Norman Kreeger, played by David Calvitto, has recently published a book on 21st century extremism and appears as a guest on Issues in Focus, a late night political talk show to share his expertise on the subject. Off camera, both Kreeger and the interviewer appear composed, exchanging pleasantries and gazing around the auditorium. We begin to realise that not only are we spectators of this production but that we also play the part of viewers at home, sitting idly by the television set, absorbing the language of newspeak.
Yet once the show begins, the dynamic between the two characters noticeably alters. Domineering and with unfaltering confidence, Kreeger describes extremism as ‘the final threat to democracy’ in a variety of ways while the interviewer struggles to follow his train of thought and contributes little to the debate, other than reiterating her counterpart’s views.
‘Freedom is…freedom’ we are told. This inability to define words central to their argument invites us to dissolve the distinction between extremist ideology and America’s notion of democracy. Indeed, many of the points Kreeger raises are done so in an effective, implicit manner, subliminally urging us to consider the propaganda we are all subject to. However, this revelation should have been handled with a greater sense of subtly and not have been evident from such an early point in the text. Once an audience recognise that they are unequivocally watching a satire, the piece loses its disturbing edge and, in spite of the witty, well delivered dialogue, is somewhat stripped of its ability to affect.
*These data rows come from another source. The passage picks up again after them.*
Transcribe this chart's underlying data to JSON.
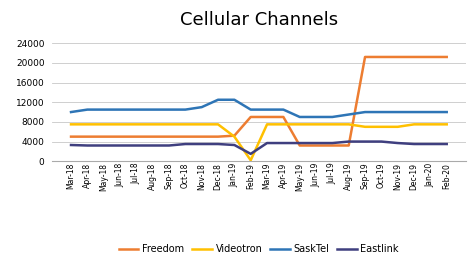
{
  "title": "Cellular Channels",
  "labels": [
    "Mar-18",
    "Apr-18",
    "May-18",
    "Jun-18",
    "Jul-18",
    "Aug-18",
    "Sep-18",
    "Oct-18",
    "Nov-18",
    "Dec-18",
    "Jan-19",
    "Feb-19",
    "Mar-19",
    "Apr-19",
    "May-19",
    "Jun-19",
    "Jul-19",
    "Aug-19",
    "Sep-19",
    "Oct-19",
    "Nov-19",
    "Dec-19",
    "Jan-20",
    "Feb-20"
  ],
  "Freedom": [
    5000,
    5000,
    5000,
    5000,
    5000,
    5000,
    5000,
    5000,
    5000,
    5000,
    5200,
    9000,
    9000,
    9000,
    3200,
    3200,
    3200,
    3200,
    21200,
    21200,
    21200,
    21200,
    21200,
    21200
  ],
  "Videotron": [
    7500,
    7500,
    7500,
    7500,
    7500,
    7500,
    7500,
    7500,
    7500,
    7500,
    5000,
    200,
    7500,
    7500,
    7500,
    7500,
    7500,
    7500,
    7000,
    7000,
    7000,
    7500,
    7500,
    7500
  ],
  "SaskTel": [
    10000,
    10500,
    10500,
    10500,
    10500,
    10500,
    10500,
    10500,
    11000,
    12500,
    12500,
    10500,
    10500,
    10500,
    9000,
    9000,
    9000,
    9500,
    10000,
    10000,
    10000,
    10000,
    10000,
    10000
  ],
  "Eastlink": [
    3300,
    3200,
    3200,
    3200,
    3200,
    3200,
    3200,
    3500,
    3500,
    3500,
    3300,
    1500,
    3700,
    3700,
    3700,
    3700,
    3700,
    4000,
    4000,
    4000,
    3700,
    3500,
    3500,
    3500
  ],
  "colors": {
    "Freedom": "#ED7D31",
    "Videotron": "#FFC000",
    "SaskTel": "#2E75B6",
    "Eastlink": "#3F3F7F"
  },
  "ylim": [
    0,
    26000
  ],
  "yticks": [
    0,
    4000,
    8000,
    12000,
    16000,
    20000,
    24000
  ],
  "background_color": "#FFFFFF",
  "title_fontsize": 13,
  "series_order": [
    "Freedom",
    "Videotron",
    "SaskTel",
    "Eastlink"
  ]
}
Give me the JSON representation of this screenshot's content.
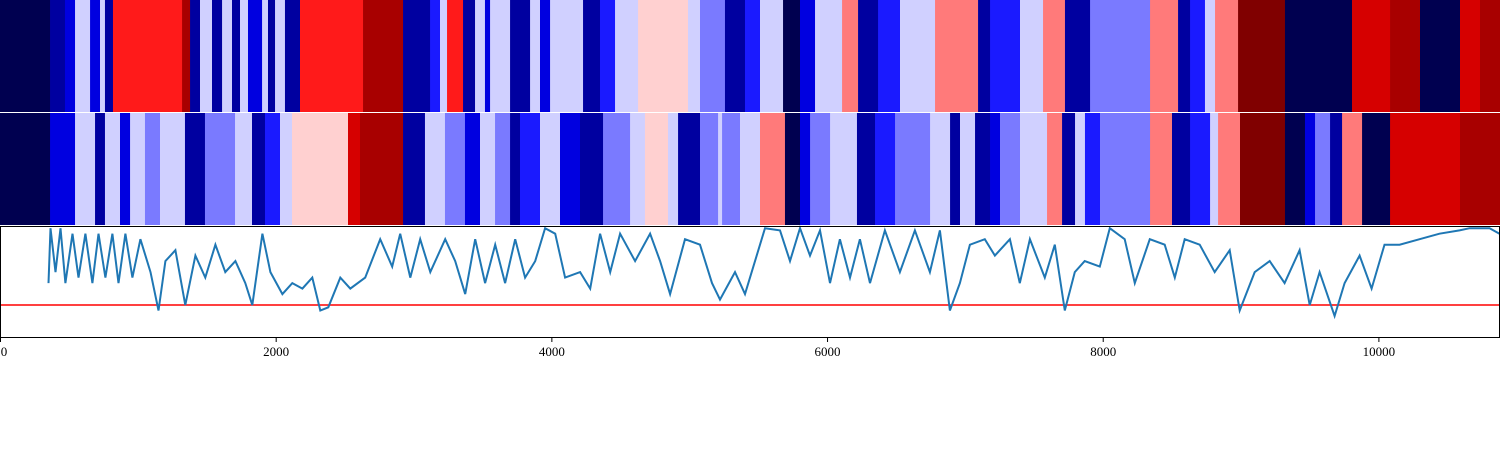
{
  "chart_data": [
    {
      "type": "strip",
      "colormap": [
        "#000050",
        "#0000a0",
        "#0000e0",
        "#1a1aff",
        "#7a7aff",
        "#d0d0ff",
        "#ffd0d0",
        "#ff7a7a",
        "#ff1a1a",
        "#d60000",
        "#a80000",
        "#800000"
      ],
      "xlim": [
        0,
        10875
      ],
      "edges": [
        0,
        363,
        471,
        544,
        653,
        725,
        761,
        819,
        1320,
        1378,
        1450,
        1537,
        1610,
        1682,
        1740,
        1798,
        1900,
        1943,
        1994,
        2066,
        2175,
        2632,
        2922,
        3118,
        3190,
        3241,
        3357,
        3444,
        3516,
        3553,
        3698,
        3843,
        3915,
        3988,
        4227,
        4350,
        4459,
        4626,
        4988,
        5075,
        5256,
        5401,
        5510,
        5677,
        5800,
        5909,
        6105,
        6221,
        6366,
        6525,
        6779,
        7091,
        7178,
        7395,
        7562,
        7721,
        7903,
        8338,
        8541,
        8628,
        8736,
        8809,
        8976,
        9316,
        9802,
        10078,
        10295,
        10585,
        10730,
        10875
      ],
      "values": [
        1,
        2,
        3,
        6,
        3,
        6,
        2,
        9,
        11,
        2,
        6,
        2,
        6,
        2,
        6,
        3,
        6,
        2,
        6,
        2,
        9,
        11,
        2,
        4,
        6,
        9,
        2,
        6,
        3,
        6,
        2,
        6,
        3,
        6,
        2,
        4,
        6,
        7,
        6,
        5,
        2,
        4,
        6,
        1,
        3,
        6,
        8,
        2,
        4,
        6,
        8,
        2,
        4,
        6,
        8,
        2,
        5,
        8,
        2,
        4,
        6,
        8,
        12,
        1,
        10,
        11,
        1,
        10,
        11
      ]
    },
    {
      "type": "strip",
      "colormap": [
        "#000050",
        "#0000a0",
        "#0000e0",
        "#1a1aff",
        "#7a7aff",
        "#d0d0ff",
        "#ffd0d0",
        "#ff7a7a",
        "#ff1a1a",
        "#d60000",
        "#a80000",
        "#800000"
      ],
      "xlim": [
        0,
        10875
      ],
      "edges": [
        0,
        363,
        544,
        689,
        761,
        870,
        943,
        1051,
        1160,
        1341,
        1486,
        1704,
        1827,
        1921,
        2030,
        2117,
        2523,
        2610,
        2922,
        3081,
        3226,
        3371,
        3480,
        3589,
        3698,
        3770,
        3915,
        4060,
        4205,
        4372,
        4568,
        4676,
        4843,
        4916,
        5075,
        5206,
        5235,
        5365,
        5510,
        5691,
        5800,
        5873,
        6018,
        6213,
        6344,
        6489,
        6743,
        6888,
        6960,
        7069,
        7178,
        7250,
        7395,
        7591,
        7700,
        7794,
        7866,
        7975,
        8338,
        8497,
        8628,
        8773,
        8831,
        8990,
        9316,
        9461,
        9534,
        9643,
        9730,
        9875,
        10078,
        10585,
        10875
      ],
      "values": [
        1,
        3,
        6,
        2,
        6,
        3,
        6,
        5,
        6,
        2,
        5,
        6,
        2,
        4,
        6,
        7,
        10,
        11,
        2,
        6,
        5,
        3,
        6,
        5,
        2,
        4,
        6,
        3,
        2,
        5,
        6,
        7,
        6,
        2,
        5,
        6,
        5,
        6,
        8,
        1,
        3,
        5,
        6,
        2,
        4,
        5,
        6,
        2,
        6,
        2,
        3,
        5,
        6,
        8,
        2,
        6,
        4,
        5,
        8,
        2,
        4,
        6,
        8,
        12,
        1,
        3,
        5,
        2,
        8,
        1,
        10,
        11
      ]
    },
    {
      "type": "line",
      "color": "#1f77b4",
      "threshold": 0.3,
      "threshold_color": "#ff0000",
      "xlim": [
        0,
        10875
      ],
      "ylim": [
        0,
        1.02
      ],
      "xticks": [
        0,
        2000,
        4000,
        6000,
        8000,
        10000
      ],
      "x": [
        348,
        363,
        399,
        435,
        471,
        522,
        566,
        616,
        667,
        711,
        761,
        812,
        856,
        906,
        957,
        1015,
        1088,
        1146,
        1196,
        1269,
        1341,
        1414,
        1486,
        1559,
        1631,
        1704,
        1776,
        1827,
        1900,
        1958,
        2045,
        2117,
        2190,
        2262,
        2320,
        2378,
        2465,
        2538,
        2646,
        2755,
        2842,
        2900,
        2973,
        3045,
        3118,
        3226,
        3299,
        3371,
        3444,
        3516,
        3589,
        3661,
        3734,
        3806,
        3879,
        3951,
        4024,
        4096,
        4205,
        4278,
        4350,
        4423,
        4495,
        4604,
        4713,
        4785,
        4858,
        4966,
        5075,
        5162,
        5220,
        5329,
        5401,
        5546,
        5655,
        5728,
        5800,
        5873,
        5945,
        6018,
        6090,
        6163,
        6235,
        6308,
        6416,
        6525,
        6634,
        6743,
        6815,
        6888,
        6960,
        7033,
        7141,
        7214,
        7323,
        7395,
        7468,
        7576,
        7649,
        7721,
        7794,
        7866,
        7975,
        8048,
        8156,
        8229,
        8338,
        8446,
        8519,
        8591,
        8700,
        8809,
        8918,
        8990,
        9099,
        9208,
        9316,
        9425,
        9498,
        9570,
        9679,
        9751,
        9860,
        9947,
        10041,
        10150,
        10295,
        10440,
        10585,
        10658,
        10803,
        10875
      ],
      "values": [
        0.5,
        1,
        0.6,
        1,
        0.5,
        0.95,
        0.55,
        0.95,
        0.5,
        0.95,
        0.55,
        0.95,
        0.5,
        0.95,
        0.55,
        0.9,
        0.6,
        0.25,
        0.7,
        0.8,
        0.3,
        0.75,
        0.55,
        0.85,
        0.6,
        0.7,
        0.5,
        0.3,
        0.95,
        0.6,
        0.4,
        0.5,
        0.45,
        0.55,
        0.25,
        0.28,
        0.55,
        0.45,
        0.55,
        0.9,
        0.65,
        0.95,
        0.55,
        0.9,
        0.6,
        0.9,
        0.7,
        0.4,
        0.9,
        0.5,
        0.85,
        0.5,
        0.9,
        0.55,
        0.7,
        1,
        0.95,
        0.55,
        0.6,
        0.45,
        0.95,
        0.6,
        0.95,
        0.7,
        0.95,
        0.7,
        0.4,
        0.9,
        0.85,
        0.5,
        0.35,
        0.6,
        0.4,
        1,
        0.98,
        0.7,
        1,
        0.75,
        0.98,
        0.5,
        0.9,
        0.55,
        0.9,
        0.5,
        0.98,
        0.6,
        0.98,
        0.6,
        0.98,
        0.25,
        0.5,
        0.85,
        0.9,
        0.75,
        0.9,
        0.5,
        0.9,
        0.55,
        0.85,
        0.25,
        0.6,
        0.7,
        0.65,
        1,
        0.9,
        0.5,
        0.9,
        0.85,
        0.55,
        0.9,
        0.85,
        0.6,
        0.8,
        0.25,
        0.6,
        0.7,
        0.5,
        0.8,
        0.3,
        0.6,
        0.2,
        0.5,
        0.75,
        0.45,
        0.85,
        0.85,
        0.9,
        0.95,
        0.98,
        1,
        1,
        0.95
      ]
    }
  ]
}
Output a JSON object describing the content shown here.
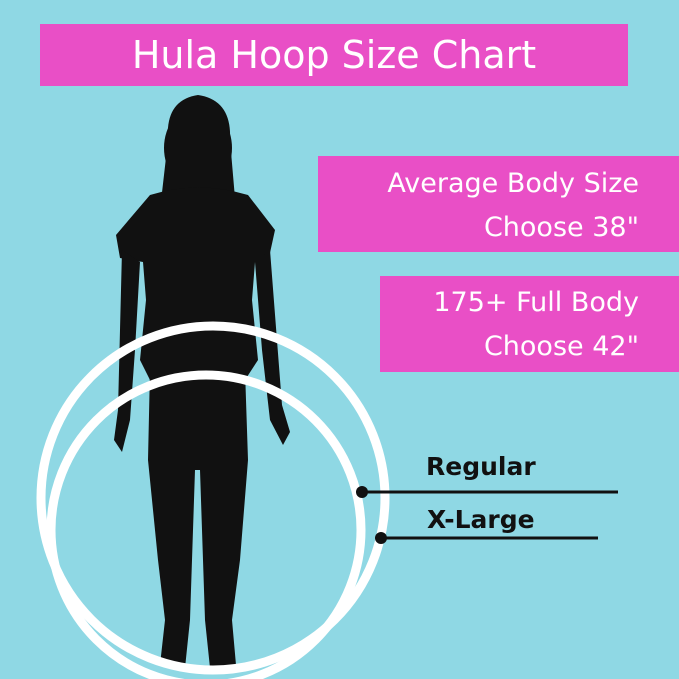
{
  "title": "Hula Hoop Size Chart",
  "recommendations": [
    {
      "line1": "Average Body Size",
      "line2": "Choose 38\""
    },
    {
      "line1": "175+ Full Body",
      "line2": "Choose 42\""
    }
  ],
  "hoops": [
    {
      "label": "Regular"
    },
    {
      "label": "X-Large"
    }
  ],
  "colors": {
    "background": "#8fd8e4",
    "banner": "#e94fc6",
    "hoop": "#ffffff",
    "silhouette": "#111111"
  }
}
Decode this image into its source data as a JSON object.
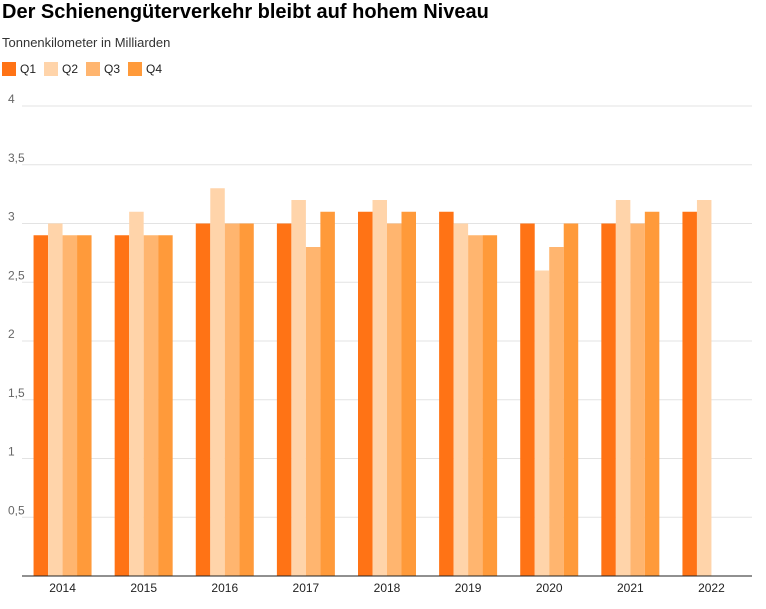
{
  "chart_data": {
    "type": "bar",
    "title": "Der Schienengüterverkehr bleibt auf hohem Niveau",
    "subtitle": "Tonnenkilometer in Milliarden",
    "categories": [
      "2014",
      "2015",
      "2016",
      "2017",
      "2018",
      "2019",
      "2020",
      "2021",
      "2022"
    ],
    "series": [
      {
        "name": "Q1",
        "color": "#ff7315",
        "values": [
          2.9,
          2.9,
          3.0,
          3.0,
          3.1,
          3.1,
          3.0,
          3.0,
          3.1
        ]
      },
      {
        "name": "Q2",
        "color": "#ffd4aa",
        "values": [
          3.0,
          3.1,
          3.3,
          3.2,
          3.2,
          3.0,
          2.6,
          3.2,
          3.2
        ]
      },
      {
        "name": "Q3",
        "color": "#ffb56f",
        "values": [
          2.9,
          2.9,
          3.0,
          2.8,
          3.0,
          2.9,
          2.8,
          3.0,
          null
        ]
      },
      {
        "name": "Q4",
        "color": "#ff9a3a",
        "values": [
          2.9,
          2.9,
          3.0,
          3.1,
          3.1,
          2.9,
          3.0,
          3.1,
          null
        ]
      }
    ],
    "yticks": [
      "0,5",
      "1",
      "1,5",
      "2",
      "2,5",
      "3",
      "3,5",
      "4"
    ],
    "ytick_values": [
      0.5,
      1,
      1.5,
      2,
      2.5,
      3,
      3.5,
      4
    ],
    "ylim": [
      0,
      4
    ],
    "grid": true,
    "legend": "top-left",
    "xlabel": "",
    "ylabel": ""
  }
}
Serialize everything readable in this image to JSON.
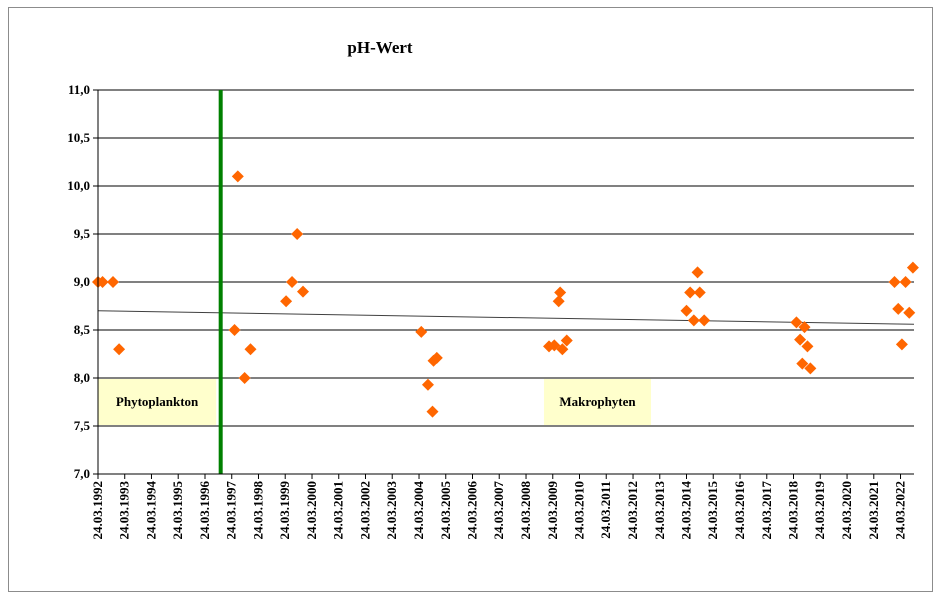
{
  "chart_data": {
    "type": "scatter",
    "title": "pH-Wert",
    "xlabel": "",
    "ylabel": "",
    "ylim": [
      7.0,
      11.0
    ],
    "xlim": [
      "1992-03-24",
      "2022-09-24"
    ],
    "y_ticks": [
      "7,0",
      "7,5",
      "8,0",
      "8,5",
      "9,0",
      "9,5",
      "10,0",
      "10,5",
      "11,0"
    ],
    "x_ticks": [
      "24.03.1992",
      "24.03.1993",
      "24.03.1994",
      "24.03.1995",
      "24.03.1996",
      "24.03.1997",
      "24.03.1998",
      "24.03.1999",
      "24.03.2000",
      "24.03.2001",
      "24.03.2002",
      "24.03.2003",
      "24.03.2004",
      "24.03.2005",
      "24.03.2006",
      "24.03.2007",
      "24.03.2008",
      "24.03.2009",
      "24.03.2010",
      "24.03.2011",
      "24.03.2012",
      "24.03.2013",
      "24.03.2014",
      "24.03.2015",
      "24.03.2016",
      "24.03.2017",
      "24.03.2018",
      "24.03.2019",
      "24.03.2020",
      "24.03.2021",
      "24.03.2022"
    ],
    "grid": "horizontal",
    "marker_color": "#ff6600",
    "trend_color": "#404040",
    "divider_color": "#008000",
    "label_box_color": "#ffffcc",
    "points": [
      {
        "x": "1992-03-24",
        "y": 9.0
      },
      {
        "x": "1992-05-25",
        "y": 9.0
      },
      {
        "x": "1992-10-15",
        "y": 9.0
      },
      {
        "x": "1993-01-06",
        "y": 8.3
      },
      {
        "x": "1997-05-01",
        "y": 8.5
      },
      {
        "x": "1997-06-15",
        "y": 10.1
      },
      {
        "x": "1997-09-16",
        "y": 8.0
      },
      {
        "x": "1997-12-05",
        "y": 8.3
      },
      {
        "x": "1999-04-05",
        "y": 8.8
      },
      {
        "x": "1999-06-25",
        "y": 9.0
      },
      {
        "x": "1999-09-03",
        "y": 9.5
      },
      {
        "x": "1999-11-22",
        "y": 8.9
      },
      {
        "x": "2004-04-24",
        "y": 8.48
      },
      {
        "x": "2004-07-24",
        "y": 7.93
      },
      {
        "x": "2004-09-24",
        "y": 7.65
      },
      {
        "x": "2004-10-08",
        "y": 8.18
      },
      {
        "x": "2004-11-22",
        "y": 8.21
      },
      {
        "x": "2009-02-01",
        "y": 8.33
      },
      {
        "x": "2009-04-14",
        "y": 8.34
      },
      {
        "x": "2009-06-13",
        "y": 8.8
      },
      {
        "x": "2009-07-03",
        "y": 8.89
      },
      {
        "x": "2009-08-02",
        "y": 8.3
      },
      {
        "x": "2009-10-01",
        "y": 8.39
      },
      {
        "x": "2014-03-24",
        "y": 8.7
      },
      {
        "x": "2014-05-13",
        "y": 8.89
      },
      {
        "x": "2014-07-02",
        "y": 8.6
      },
      {
        "x": "2014-08-22",
        "y": 9.1
      },
      {
        "x": "2014-09-21",
        "y": 8.89
      },
      {
        "x": "2014-11-20",
        "y": 8.6
      },
      {
        "x": "2018-05-03",
        "y": 8.58
      },
      {
        "x": "2018-06-22",
        "y": 8.4
      },
      {
        "x": "2018-07-22",
        "y": 8.15
      },
      {
        "x": "2018-08-21",
        "y": 8.53
      },
      {
        "x": "2018-09-30",
        "y": 8.33
      },
      {
        "x": "2018-11-09",
        "y": 8.1
      },
      {
        "x": "2022-01-01",
        "y": 9.0
      },
      {
        "x": "2022-02-21",
        "y": 8.72
      },
      {
        "x": "2022-04-12",
        "y": 8.35
      },
      {
        "x": "2022-06-01",
        "y": 9.0
      },
      {
        "x": "2022-07-21",
        "y": 8.68
      },
      {
        "x": "2022-09-09",
        "y": 9.15
      }
    ],
    "trendline": {
      "start": {
        "x": "1992-03-24",
        "y": 8.7
      },
      "end": {
        "x": "2022-09-24",
        "y": 8.56
      }
    },
    "divider": {
      "x": "1996-10-24"
    },
    "annotations": [
      {
        "text": "Phytoplankton",
        "x_start": "1992-03-24",
        "x_end": "1996-08-24",
        "y_top": 8.0,
        "y_bottom": 7.5
      },
      {
        "text": "Makrophyten",
        "x_start": "2008-11-24",
        "x_end": "2012-11-24",
        "y_top": 8.0,
        "y_bottom": 7.5
      }
    ]
  }
}
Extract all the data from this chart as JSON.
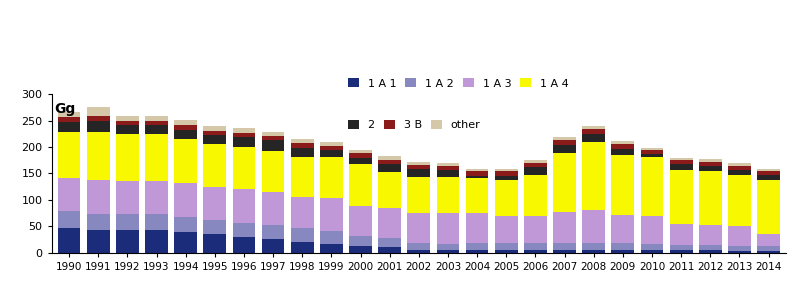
{
  "years": [
    1990,
    1991,
    1992,
    1993,
    1994,
    1995,
    1996,
    1997,
    1998,
    1999,
    2000,
    2001,
    2002,
    2003,
    2004,
    2005,
    2006,
    2007,
    2008,
    2009,
    2010,
    2011,
    2012,
    2013,
    2014
  ],
  "1A1": [
    46,
    44,
    44,
    44,
    40,
    35,
    29,
    26,
    21,
    17,
    12,
    11,
    5,
    5,
    5,
    5,
    5,
    5,
    5,
    5,
    5,
    5,
    5,
    4,
    4
  ],
  "1A2": [
    33,
    30,
    30,
    30,
    28,
    27,
    28,
    27,
    26,
    24,
    20,
    17,
    14,
    12,
    13,
    13,
    13,
    14,
    14,
    13,
    12,
    9,
    9,
    9,
    9
  ],
  "1A3": [
    62,
    64,
    62,
    62,
    64,
    63,
    63,
    62,
    58,
    62,
    57,
    57,
    57,
    58,
    58,
    52,
    52,
    58,
    62,
    54,
    52,
    41,
    39,
    37,
    22
  ],
  "1A4": [
    88,
    91,
    88,
    88,
    83,
    80,
    80,
    78,
    76,
    78,
    78,
    68,
    68,
    68,
    65,
    68,
    78,
    112,
    128,
    112,
    112,
    102,
    102,
    97,
    102
  ],
  "2": [
    18,
    21,
    17,
    17,
    18,
    17,
    18,
    20,
    18,
    13,
    13,
    14,
    14,
    13,
    5,
    8,
    14,
    14,
    15,
    12,
    5,
    10,
    10,
    10,
    10
  ],
  "3B": [
    10,
    9,
    9,
    9,
    9,
    9,
    8,
    8,
    8,
    8,
    8,
    8,
    8,
    8,
    8,
    8,
    8,
    10,
    10,
    10,
    8,
    8,
    7,
    7,
    7
  ],
  "other": [
    9,
    17,
    9,
    9,
    9,
    9,
    9,
    8,
    8,
    7,
    7,
    8,
    5,
    5,
    4,
    5,
    5,
    5,
    5,
    5,
    5,
    5,
    5,
    5,
    5
  ],
  "colors": {
    "1A1": "#1B2C7A",
    "1A2": "#8888C0",
    "1A3": "#C098D8",
    "1A4": "#F8F800",
    "2": "#252525",
    "3B": "#8B1A1A",
    "other": "#D4C8A8"
  },
  "ylabel": "Gg",
  "ylim": [
    0,
    300
  ],
  "yticks": [
    0,
    50,
    100,
    150,
    200,
    250,
    300
  ],
  "legend_labels": [
    "1 A 1",
    "1 A 2",
    "1 A 3",
    "1 A 4",
    "2",
    "3 B",
    "other"
  ],
  "legend_color_keys": [
    "1A1",
    "1A2",
    "1A3",
    "1A4",
    "2",
    "3B",
    "other"
  ]
}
At one point in the play it seems as if the interviewer peers through Kreeger’s non-sequiturs and is about to undergo a personal epiphany, wherein she understands that she is little more than a government mouthpiece. No such luck. This realisation is almost instantly quashed by a slight change in topic and fails to return at a later stage. It would have been interesting to witness the two characters begin to drift apart or at least engage in a prolonged dispute over one particular aspect of democratic values.
Yet David Calvitto and Carol Scudder deliver fine performances, keeping the audience engaged throughout and bouncing off each other with delicious chemistry.